Basically, this challenge was/is the kick in the butt I needed to get running again. Particularly on the days I don’t want to do so. Only two weeks in and I have already put in 2 or 3 more runs than I would have without this extra bit of accountability. Which is how I found myself doing a Google search yesterday to see if I could continue to run with a chest cold.
No, I wasn’t looking into this out of mere curiosity or because someone posted something on Facebook from a questionable Web site I felt I now needed to clarify. I managed to pick up a chest cold over the weekend that kept me home and sleeping for most of Monday. So no run on Monday (obviously) and, for good measure, I decided to not run on Tuesday either. When I was still coughing and feeling slightly wheezy at work yesterday afternoon, I thought I’d better look into this whole “running with a cold” thing.

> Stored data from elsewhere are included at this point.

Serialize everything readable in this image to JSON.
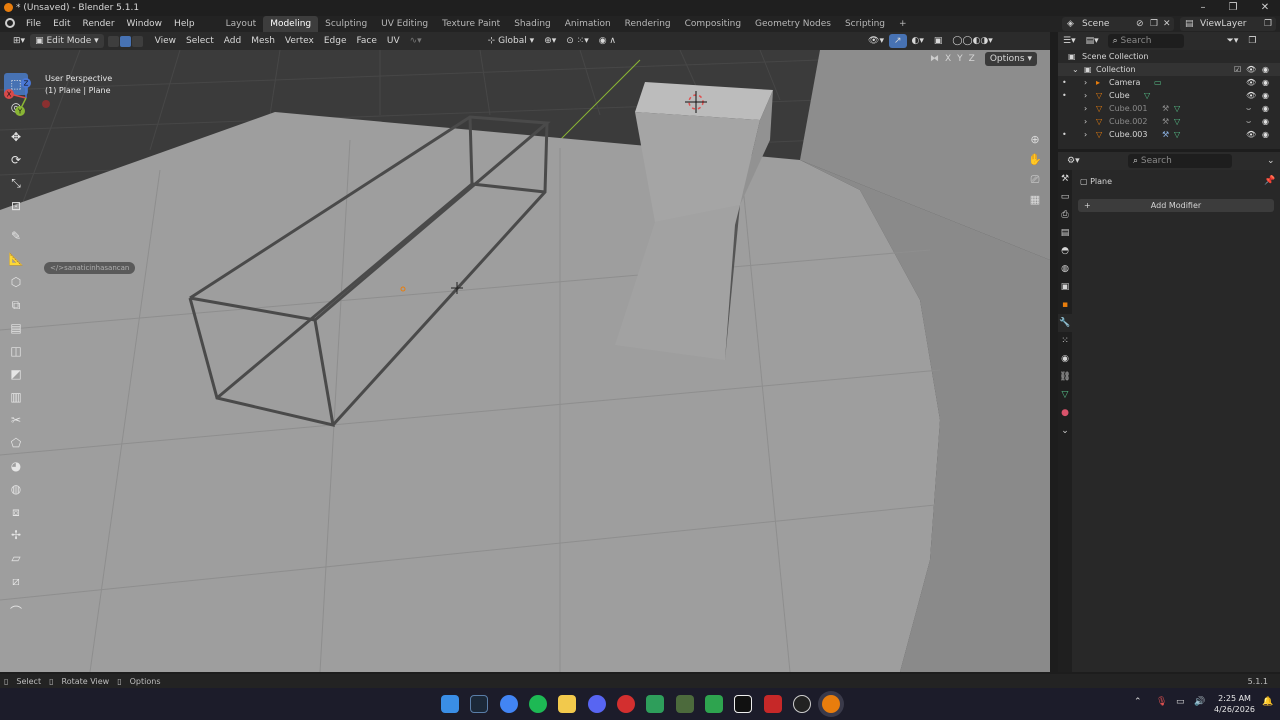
{
  "window": {
    "title": "* (Unsaved) - Blender 5.1.1",
    "minimize": "–",
    "maximize": "❐",
    "close": "✕"
  },
  "menu": [
    "File",
    "Edit",
    "Render",
    "Window",
    "Help"
  ],
  "workspaces": [
    "Layout",
    "Modeling",
    "Sculpting",
    "UV Editing",
    "Texture Paint",
    "Shading",
    "Animation",
    "Rendering",
    "Compositing",
    "Geometry Nodes",
    "Scripting"
  ],
  "workspace_add": "+",
  "active_workspace": "Modeling",
  "scene": "Scene",
  "view_layer": "ViewLayer",
  "viewport_header": {
    "mode": "Edit Mode",
    "menus": [
      "View",
      "Select",
      "Add",
      "Mesh",
      "Vertex",
      "Edge",
      "Face",
      "UV"
    ],
    "transform_orientation": "Global",
    "options": "Options",
    "axes": [
      "X",
      "Y",
      "Z"
    ]
  },
  "viewport_info": {
    "view": "User Perspective",
    "object": "(1) Plane | Plane"
  },
  "tooltip": "</>sanaticinhasancan",
  "gizmo": {
    "x": "X",
    "y": "Y",
    "z": "Z"
  },
  "outliner": {
    "search_placeholder": "Search",
    "root": "Scene Collection",
    "collection": "Collection",
    "items": [
      {
        "name": "Camera",
        "dim": false
      },
      {
        "name": "Cube",
        "dim": false
      },
      {
        "name": "Cube.001",
        "dim": true
      },
      {
        "name": "Cube.002",
        "dim": true
      },
      {
        "name": "Cube.003",
        "dim": false
      }
    ]
  },
  "properties": {
    "search_placeholder": "Search",
    "object": "Plane",
    "add_modifier": "Add Modifier"
  },
  "statusbar": {
    "select": "Select",
    "rotate": "Rotate View",
    "options": "Options",
    "version": "5.1.1"
  },
  "taskbar": {
    "time": "2:25 AM",
    "date": "4/26/2026"
  },
  "colors": {
    "accent": "#4772b3",
    "orange": "#e87d0d",
    "mesh_green": "#57c48b"
  }
}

After all, I still had the time to get my trio of running sessions in for the week to stay on course for the aforementioned challenge without having to run three days in a row. If I could get back on course Wednesday, I’d be set!

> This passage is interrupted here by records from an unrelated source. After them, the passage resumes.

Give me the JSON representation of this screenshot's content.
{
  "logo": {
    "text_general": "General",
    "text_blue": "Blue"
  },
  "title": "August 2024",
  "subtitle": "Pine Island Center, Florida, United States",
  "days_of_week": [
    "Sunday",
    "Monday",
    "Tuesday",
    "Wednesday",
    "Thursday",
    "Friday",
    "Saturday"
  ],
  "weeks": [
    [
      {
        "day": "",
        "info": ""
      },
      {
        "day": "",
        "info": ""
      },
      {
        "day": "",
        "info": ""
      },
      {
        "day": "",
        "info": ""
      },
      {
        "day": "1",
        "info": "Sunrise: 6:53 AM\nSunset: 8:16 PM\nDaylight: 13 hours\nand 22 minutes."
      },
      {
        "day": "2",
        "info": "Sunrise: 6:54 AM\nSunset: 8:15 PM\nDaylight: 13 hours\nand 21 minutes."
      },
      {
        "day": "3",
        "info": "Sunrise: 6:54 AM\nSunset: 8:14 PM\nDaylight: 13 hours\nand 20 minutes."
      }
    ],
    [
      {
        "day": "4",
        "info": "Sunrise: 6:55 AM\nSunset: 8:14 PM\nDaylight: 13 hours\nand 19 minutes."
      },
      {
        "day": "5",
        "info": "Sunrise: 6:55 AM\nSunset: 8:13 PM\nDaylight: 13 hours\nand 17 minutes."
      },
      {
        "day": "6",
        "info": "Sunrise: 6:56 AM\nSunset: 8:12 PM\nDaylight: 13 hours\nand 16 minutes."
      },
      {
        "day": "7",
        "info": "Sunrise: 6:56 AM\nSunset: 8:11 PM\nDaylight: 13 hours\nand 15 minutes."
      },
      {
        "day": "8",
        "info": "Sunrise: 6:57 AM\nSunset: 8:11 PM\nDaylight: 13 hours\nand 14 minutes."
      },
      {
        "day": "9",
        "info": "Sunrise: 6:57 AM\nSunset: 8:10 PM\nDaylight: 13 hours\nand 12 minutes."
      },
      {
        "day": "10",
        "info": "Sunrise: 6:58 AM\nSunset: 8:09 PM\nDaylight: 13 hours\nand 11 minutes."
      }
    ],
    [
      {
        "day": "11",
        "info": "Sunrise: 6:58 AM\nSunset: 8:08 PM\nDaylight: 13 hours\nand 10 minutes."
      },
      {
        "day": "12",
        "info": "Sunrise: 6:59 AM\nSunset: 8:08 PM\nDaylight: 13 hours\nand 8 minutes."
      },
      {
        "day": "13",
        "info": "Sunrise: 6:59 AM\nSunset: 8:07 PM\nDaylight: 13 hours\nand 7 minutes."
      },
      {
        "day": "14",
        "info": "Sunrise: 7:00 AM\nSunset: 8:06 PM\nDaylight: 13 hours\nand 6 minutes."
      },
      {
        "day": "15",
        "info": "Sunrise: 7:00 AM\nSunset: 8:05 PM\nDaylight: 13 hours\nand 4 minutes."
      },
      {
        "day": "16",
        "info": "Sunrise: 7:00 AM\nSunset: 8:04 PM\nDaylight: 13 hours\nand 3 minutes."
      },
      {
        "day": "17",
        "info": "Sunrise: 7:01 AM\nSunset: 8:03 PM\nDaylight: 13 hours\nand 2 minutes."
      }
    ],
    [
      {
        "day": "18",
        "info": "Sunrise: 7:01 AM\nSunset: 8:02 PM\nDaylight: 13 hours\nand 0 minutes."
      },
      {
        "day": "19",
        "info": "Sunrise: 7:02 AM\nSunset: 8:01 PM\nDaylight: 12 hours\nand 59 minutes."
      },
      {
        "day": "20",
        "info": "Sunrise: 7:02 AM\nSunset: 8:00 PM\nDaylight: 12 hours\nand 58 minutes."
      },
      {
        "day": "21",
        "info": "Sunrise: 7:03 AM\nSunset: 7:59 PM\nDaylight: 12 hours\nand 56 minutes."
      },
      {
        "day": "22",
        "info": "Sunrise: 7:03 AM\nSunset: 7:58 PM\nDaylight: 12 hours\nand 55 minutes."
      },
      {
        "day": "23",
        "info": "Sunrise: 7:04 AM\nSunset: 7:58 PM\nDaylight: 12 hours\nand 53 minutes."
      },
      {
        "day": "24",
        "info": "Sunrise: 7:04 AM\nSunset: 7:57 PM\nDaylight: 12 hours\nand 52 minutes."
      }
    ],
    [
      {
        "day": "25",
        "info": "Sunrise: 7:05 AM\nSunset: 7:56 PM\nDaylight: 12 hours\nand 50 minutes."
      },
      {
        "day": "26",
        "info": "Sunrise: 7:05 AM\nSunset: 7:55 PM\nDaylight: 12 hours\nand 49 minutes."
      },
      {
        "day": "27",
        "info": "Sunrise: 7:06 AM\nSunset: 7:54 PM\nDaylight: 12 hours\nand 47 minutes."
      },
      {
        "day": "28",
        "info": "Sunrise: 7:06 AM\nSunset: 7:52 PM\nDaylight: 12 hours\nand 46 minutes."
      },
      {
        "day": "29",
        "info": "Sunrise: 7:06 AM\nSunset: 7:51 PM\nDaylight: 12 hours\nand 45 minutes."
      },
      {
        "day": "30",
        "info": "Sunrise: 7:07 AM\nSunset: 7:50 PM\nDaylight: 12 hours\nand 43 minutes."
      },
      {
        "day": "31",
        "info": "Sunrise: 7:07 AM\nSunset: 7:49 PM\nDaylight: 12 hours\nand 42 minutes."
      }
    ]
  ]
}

Annnnd then I read this “handy” rule of thumb on more than one Web site (three, in fact – dig deep, right?): Keep running if the cold symptoms are from the neck up. So sore throat, sneezing, some sniffles – keep going. But for cold symptoms below the neck – chest congestion, body aches, etc. – then don’t run until the symptoms are gone. So I find myself frustrated by the fact for a not fully determined period of time I am unable to run. Me, who would use the excuse of “I got up too late to put in ‘x’ km on the treadmill, so no use running at all”, is now frustrated that I can’t run for possibly at least this week.
I was stewing about it a bit last night, when I was reminded of a couple of things. Namely:
- A delay does not mean the whole thing is over – it’s just delayed. Course adjustments can be made in order to get back on track. In this case, I can add in extra running sessions and/or extra time to make up for what won’t be getting done while I let my body properly heal.
- A delay or detour means other things can be worked on in the interim. For instance I haven’t been reading as much as I’d like to recently. With some free time currently in the morning, I can dig into a book or two from my To Be Read pile in the time I’d normally spend on the treadmill. (For the record, I do best if I run first thing in the morning which means running on the treadmill as I’d rather not run on icy sidewalks in the dark.)
It’s still the pits to have this chest cold, mind you. I’m praying I’m over it sooner rather than later. (Apparently my faith is smaller than a mustard seed, because, well, see this post. And mustard seeds are small, y’all.) But, again, a detour or a delay is not an automatic ending point. Sometimes it’s the opportunity to work on something else for a time.